Once upon a time, in small town there was a girl. She is very kind and beautiful. Her name is Ella. When she's 9 years old, her mother fill ill and died. So, her father married again. Her step mother and step sister is jealous of her beauty. Every morning, she must cook the meal, wash the clothes, everything.
.
Once upon a time, there was a princess who is very beautiful. A bad witch was jealous of her. And than, the bad witch curse the princess to sleep forever.
.
Once upon a time, there lived a very famous king. He's very arrogant. The fairy mother punished him, she change the king to a half monster.
.
And then, the prince took snow white to his castle, they married and lived happily ever after.
.
Finally, the prince married with Cinderella and the lived happy forever.
.
As soon as he kissed the princess, the princess woke up. The knight was delighted. "Will you marry me?" asked the knight, holding the princess hand. "Oh yes." Answered the princess. They married and lived happily.
.
Then the king change to him self and married with belle, finally they lived happily ever after.
.
(Flashback: on)
Cagalli POV
"Ibu… ibu… kenapa akhrinya Cinderella menikah dengan pangeran? Kenapa mereka hidup bahagia setelahnya? Ibu… kenapa putri salju juga menikah dengan pangeran? Dan kenapa mereka juga hidup bahagia? Ibu…"
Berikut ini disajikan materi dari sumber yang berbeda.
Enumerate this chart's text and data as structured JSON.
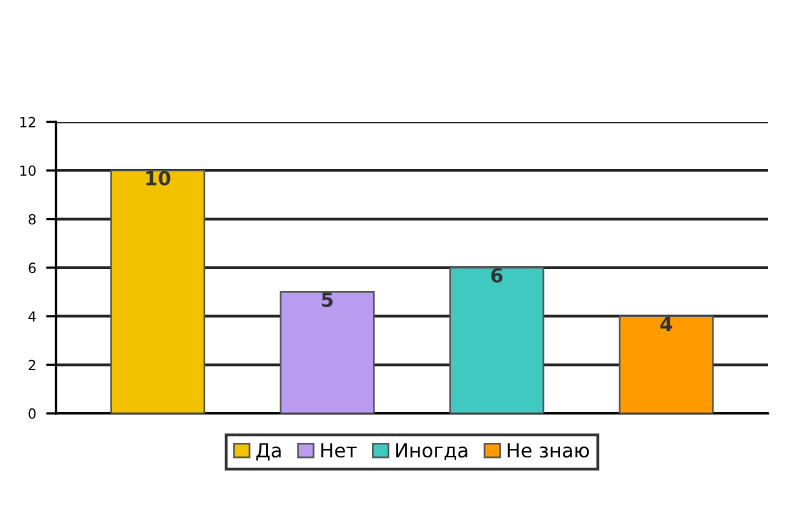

"Karena semua dongeng memiliki akhir yang bahagia, Cagalli. Karena itu Cinderella bahagia, pangerang bahagia, putri salju bahagia, dan sang raja juga bahagia. Semuanya bahagia,Cagalli."
"Jadi, ibu… apakah hidup cagalli bukan dongeng? Kenapa tidak ada Cinderella, kenapa tidak ada putri salju? Kenapa tidak ada kutukan? Dimana Ibu peri? Dimana Penyihir jahat? Jadi, cagalli bukan dongeng ya?"
"Hahaha… tentu saja Cagalli. Kamu, ibu dan ayah tidak hidup di negeri dongeng."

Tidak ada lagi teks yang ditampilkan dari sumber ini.